Road crashes at work are an unfortunate and frequently tragic everyday occurrence. It has been estimated, for example, that in Australia, the EU and the USA, work-related motor vehicle crashes cause between a quarter and over a third of all work-related deaths43. Driving for work increases injury risk as more and longer journeys are taken, raising exposure to crash incidents. Improving occupational road safety, therefore, can contribute significantly to achieving national road injury prevention targets. The importance of a safe working environment is also recognised in SDG 8.8 and should be considered relevant to the UN’s other road safety related goals for Health and Cities.
For many businesses, driving for work purposes is the greatest risk faced by their employees. Both to meet their duty of care to their workforce and to promote their company’s productivity, there is a strong imperative to enhance occupational road safety. And there are powerful incentives for employers to improve their road safety performance. Organisations that have invested in road safety initiatives typically benefit from an improved safety culture, safety outcomes and lower operating costs. For example, cost savings include decreased insurance premiums, and less fuel use, vehicle maintenance, fleet damage and loss of staff availability due to crash related injuries.

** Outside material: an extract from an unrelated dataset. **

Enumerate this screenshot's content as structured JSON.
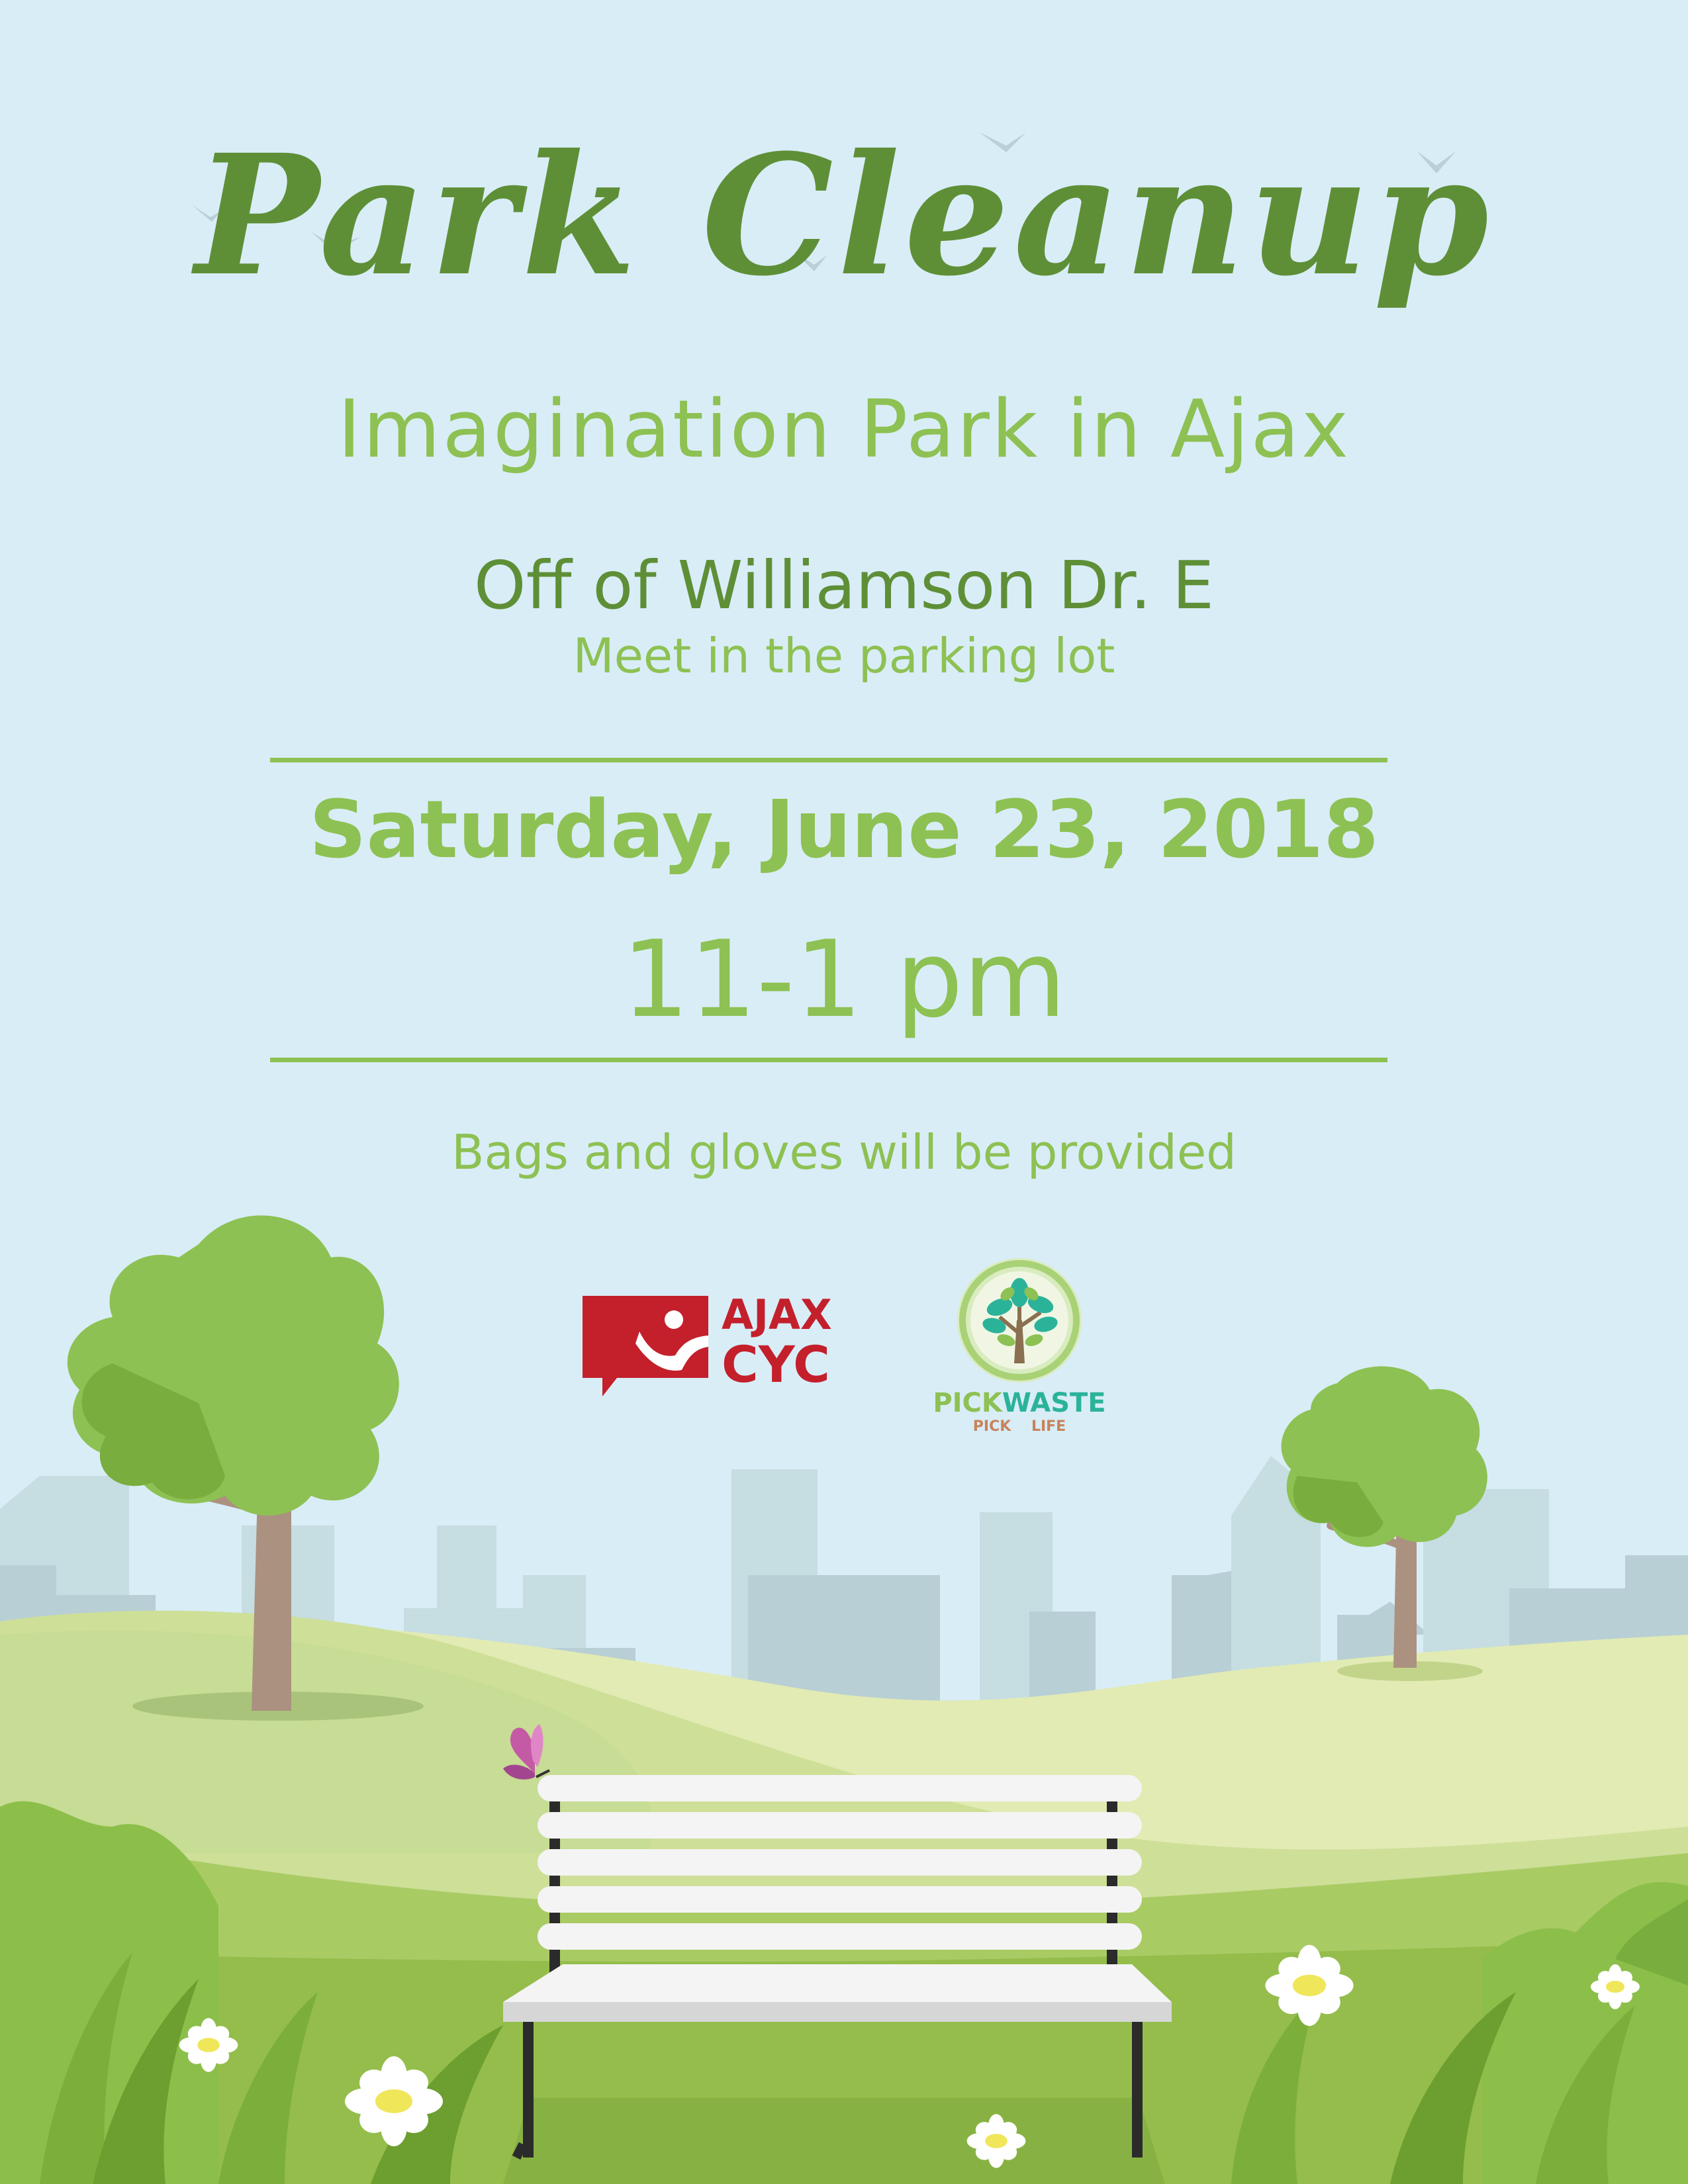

To achieve these positive results requires leadership and the application of management systems that prioritise good safety performance. There are now a growing number of initiatives to assist organisations, both public and private, to improve their safety practices. In 2012, the International Standards Organisation (ISO) released a new standard ISO 39001 for “Road Traffic Safety Management”. The standard has been developed to assist in managing and improving road safety performance within an organisation. It provides a structured and holistic approach to promote the reduction of work related road safety risk. The Network of Employers for Traffic Safety has also developed a handbook of recommended best practices and a fleet safety benchmarking programme. To encourage fleet managers to choose safer vehicles, Global NCAP has developed purchasing guidelines that promote buying ‘five star’ rated models (see box 7). Training in occupational road safety is now available through courses such as the international diploma scheme run by the Eastern Alliance for Safe and Sustainable Transport (EASST) with Cranfield University. At a national level too there are good examples of collaborative partnerships to promote workplace safety such as National Road Safety Partnership Program (NRSPP) in Australia and Driving for Better Business in the UK. Both help organisations to build and implement effective occupational road safety strategies.

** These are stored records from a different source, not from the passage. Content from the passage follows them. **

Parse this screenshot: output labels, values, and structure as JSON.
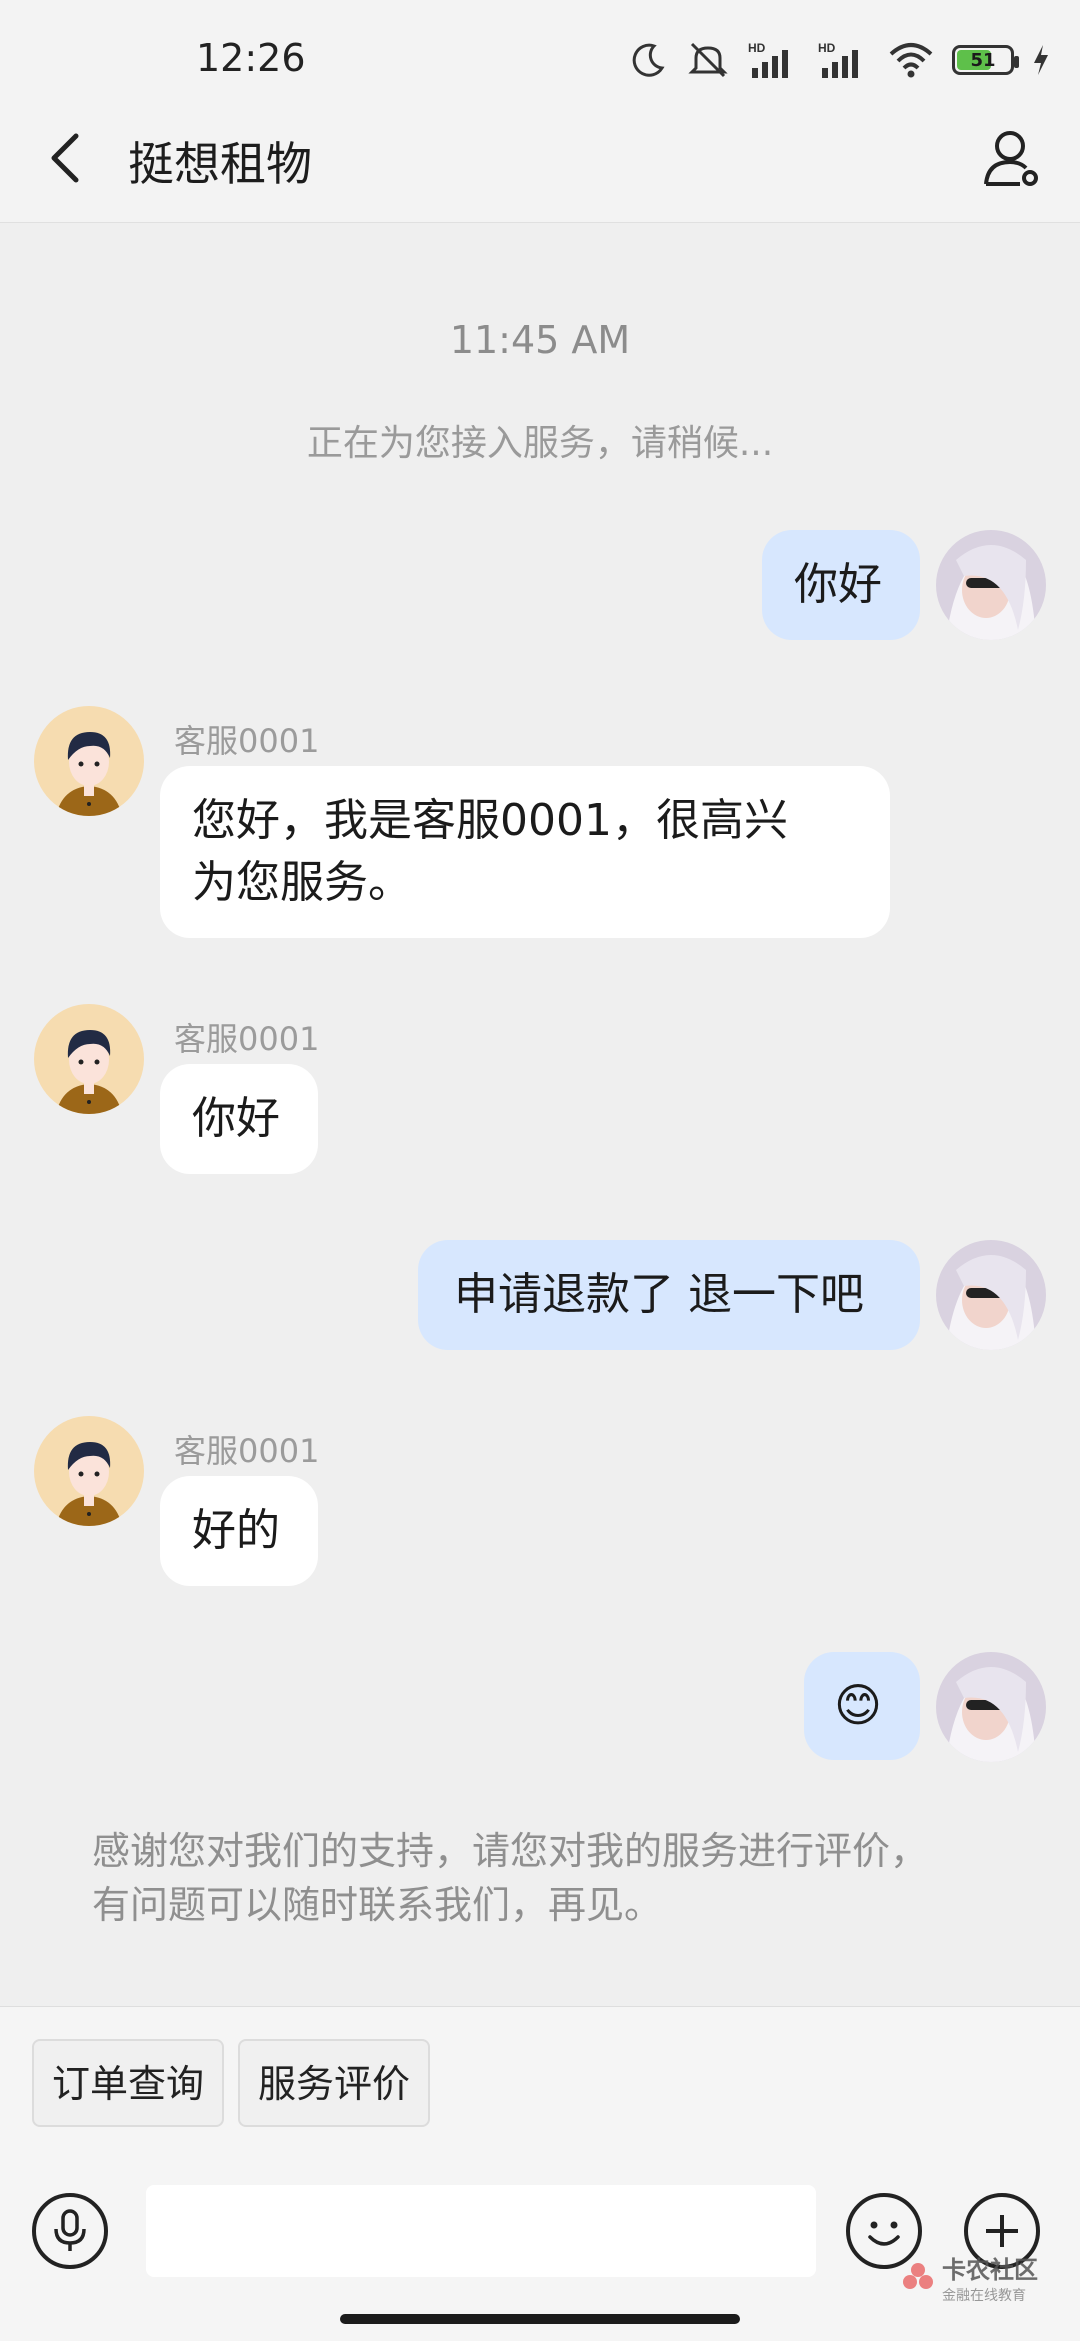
{
  "status_bar": {
    "time": "12:26",
    "battery": "51",
    "icons": [
      "moon-icon",
      "mute-icon",
      "signal-hd-icon",
      "signal-hd-icon",
      "wifi-icon",
      "battery-icon",
      "charging-icon"
    ]
  },
  "header": {
    "title": "挺想租物",
    "back_icon": "chevron-left-icon",
    "profile_icon": "user-settings-icon"
  },
  "chat": {
    "timestamp": "11:45 AM",
    "system_note": "正在为您接入服务，请稍候...",
    "messages": [
      {
        "from": "me",
        "text": "你好"
      },
      {
        "from": "agent",
        "sender": "客服0001",
        "line1": "您好，我是客服0001，很高兴",
        "line2": "为您服务。"
      },
      {
        "from": "agent",
        "sender": "客服0001",
        "text": "你好"
      },
      {
        "from": "me",
        "text": "申请退款了 退一下吧"
      },
      {
        "from": "agent",
        "sender": "客服0001",
        "text": "好的"
      },
      {
        "from": "me",
        "text": "😊"
      }
    ],
    "closing_line1": "感谢您对我们的支持，请您对我的服务进行评价，",
    "closing_line2": "有问题可以随时联系我们，再见。"
  },
  "quick_actions": [
    "订单查询",
    "服务评价"
  ],
  "input": {
    "value": "",
    "placeholder": ""
  },
  "watermark": {
    "main": "卡农社区",
    "sub": "金融在线教育"
  },
  "colors": {
    "my_bubble": "#d7e7fe",
    "agent_bubble": "#ffffff",
    "background": "#efefef"
  }
}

NCAPs – Promoting Five Star Safety
New Car Assessment Programmes (NCAPs) help to create a market for safety by providing independent safety rating of motor vehicles. Scores from zero to five stars are awarded to car models in tests that measure performance in crash protection and avoidance. A zero star car typically would fail to pass the UN’s most important crash test standards whilst a five star result far exceeds minimum regulatory requirements.
The first NCAP was launched in 1978 by the US National Highway Traffic Safety Administration. There are now nine NCAPs active in Australia, China, Europe, Japan, Latin America, South East Asia, South Korea and the US and they have proved to be highly effective in improving vehicle safety. In emerging markets in India, Latin America and South East Asia major manufacturers are still producing new cars that would fail UN standards and score zero stars in NCAP tests. Zero star cars often suffer from weak body shell strength, lack of airbags and non-fitment of the life-saving anti-skid device, electronic stability control (ESC).

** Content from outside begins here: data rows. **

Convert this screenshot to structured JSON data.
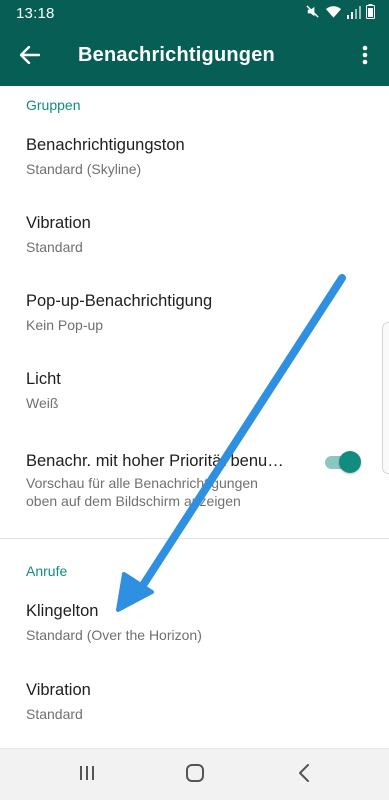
{
  "status_bar": {
    "time": "13:18",
    "icons": [
      "mute-icon",
      "wifi-icon",
      "signal-icon",
      "battery-icon"
    ]
  },
  "toolbar": {
    "title": "Benachrichtigungen",
    "back_icon": "arrow-left-icon",
    "more_icon": "more-vert-icon"
  },
  "sections": {
    "gruppen": {
      "header": "Gruppen",
      "items": [
        {
          "title": "Benachrichtigungston",
          "summary": "Standard (Skyline)"
        },
        {
          "title": "Vibration",
          "summary": "Standard"
        },
        {
          "title": "Pop-up-Benachrichtigung",
          "summary": "Kein Pop-up"
        },
        {
          "title": "Licht",
          "summary": "Weiß"
        },
        {
          "title": "Benachr. mit hoher Priorität benu…",
          "summary_line1": "Vorschau für alle Benachrichtigungen",
          "summary_line2": "oben auf dem Bildschirm anzeigen",
          "toggle_on": true
        }
      ]
    },
    "anrufe": {
      "header": "Anrufe",
      "items": [
        {
          "title": "Klingelton",
          "summary": "Standard (Over the Horizon)"
        },
        {
          "title": "Vibration",
          "summary": "Standard"
        }
      ]
    }
  },
  "nav_bar": {
    "icons": [
      "recents-icon",
      "home-icon",
      "back-icon"
    ]
  },
  "colors": {
    "primary": "#075e54",
    "accent": "#128c7e",
    "annotation_arrow": "#2f8fe0"
  }
}
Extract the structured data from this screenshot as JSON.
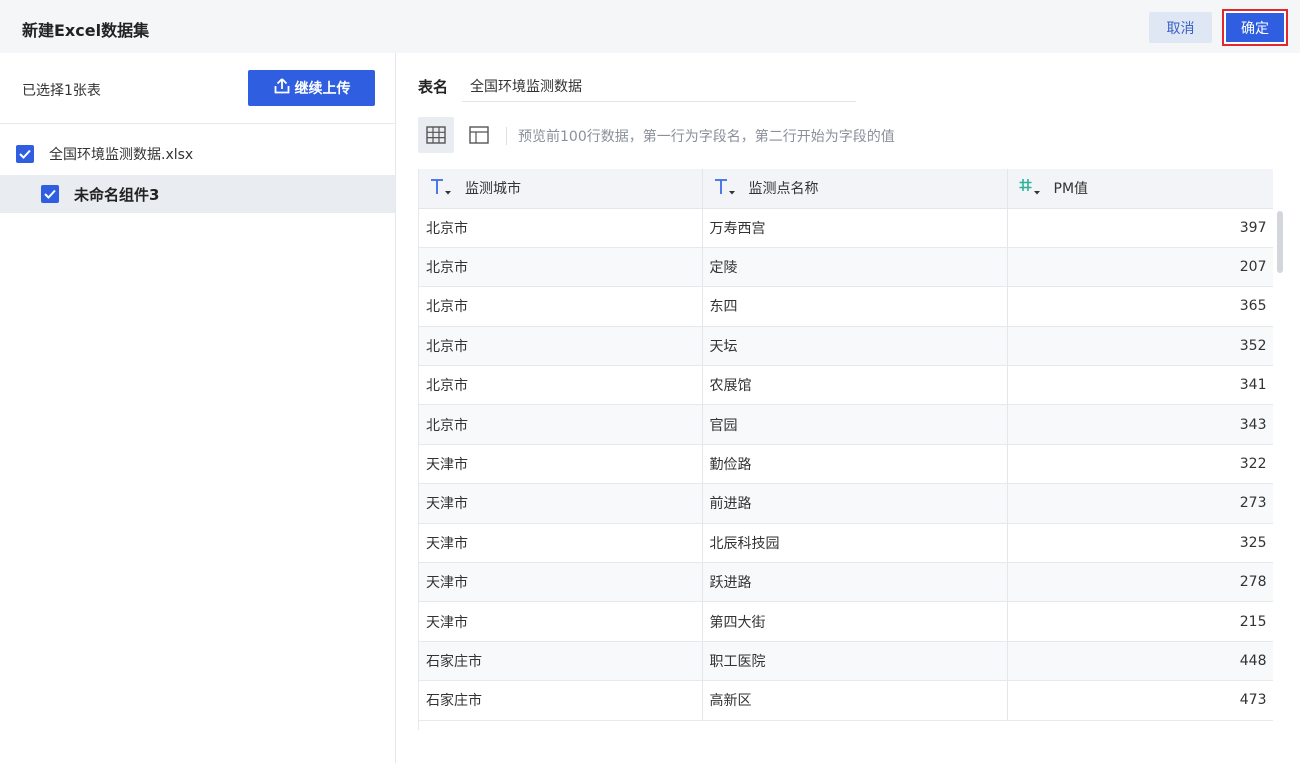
{
  "header": {
    "title": "新建Excel数据集",
    "cancel_label": "取消",
    "confirm_label": "确定"
  },
  "left": {
    "selected_count": "已选择1张表",
    "upload_label": "继续上传",
    "file_name": "全国环境监测数据.xlsx",
    "sheet_name": "未命名组件3"
  },
  "form": {
    "name_label": "表名",
    "name_value": "全国环境监测数据"
  },
  "preview": {
    "hint": "预览前100行数据，第一行为字段名，第二行开始为字段的值"
  },
  "table": {
    "columns": [
      {
        "label": "监测城市",
        "type_icon": "text-type-icon"
      },
      {
        "label": "监测点名称",
        "type_icon": "text-type-icon"
      },
      {
        "label": "PM值",
        "type_icon": "number-type-icon"
      }
    ],
    "rows": [
      [
        "北京市",
        "万寿西宫",
        "397"
      ],
      [
        "北京市",
        "定陵",
        "207"
      ],
      [
        "北京市",
        "东四",
        "365"
      ],
      [
        "北京市",
        "天坛",
        "352"
      ],
      [
        "北京市",
        "农展馆",
        "341"
      ],
      [
        "北京市",
        "官园",
        "343"
      ],
      [
        "天津市",
        "勤俭路",
        "322"
      ],
      [
        "天津市",
        "前进路",
        "273"
      ],
      [
        "天津市",
        "北辰科技园",
        "325"
      ],
      [
        "天津市",
        "跃进路",
        "278"
      ],
      [
        "天津市",
        "第四大街",
        "215"
      ],
      [
        "石家庄市",
        "职工医院",
        "448"
      ],
      [
        "石家庄市",
        "高新区",
        "473"
      ]
    ]
  },
  "colors": {
    "primary": "#2f5fe0",
    "highlight_border": "#e0282e",
    "number_icon": "#2bb39a"
  }
}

Global NCAP (which serves as a platform for co-operation among NCAPs) has launched a #nozerostarcars campaign to try to eliminate production of such sub-standard cars and has proposed a road map of improved vehicle safety regulation to ‘democratise’ car safety worldwide by 202046. They are calling for universal application of the UN’s front, side and pedestrian crash tests and for mandatory ESC in all new passenger cars by 2020. This demand for standardisation of the most important vehicle safety standards has been endorsed by both the 2nd Global High level Conference on Road Safety and the UN General Assembly. To promote workplace safety, Global NCAP recommends that fleet managers purchase NCAP rated five star models wherever possible but not less than 4 stars and never buy vehicles that fail the UN’s most important safety regulations.
These efforts to promote workplace road safety need to be encouraged globally by the application of relevant international standards such as the International Labour Organization’s (ILO) Occupational Health and Safety Convention (P155) and Protocol which contains provisions relevant to road injury prevention. The ILO, especially in the context of SDG 8.8, can play an increasingly important role in workplace road safety, particularly through its ‘Decent Work Agenda’ and its flagship programme on Occupational Safety and Health (OSH) Global Action for Prevention44. In 2015, the ILO published a report on priority health & safety issues in the road transport sector which highlights a range of critical topics including requirements to address driver working time, training and licensing45.
All these matters lend themselves to appropriate legislative action and parliamentarians can play their part by reviewing the national workplace safety laws and procedures to ensure that they are increasingly aligned with recommended international best practice. This would be assisted if the UN could develop a set of guidelines that set out a framework of minimum regulatory standards for workplace safety.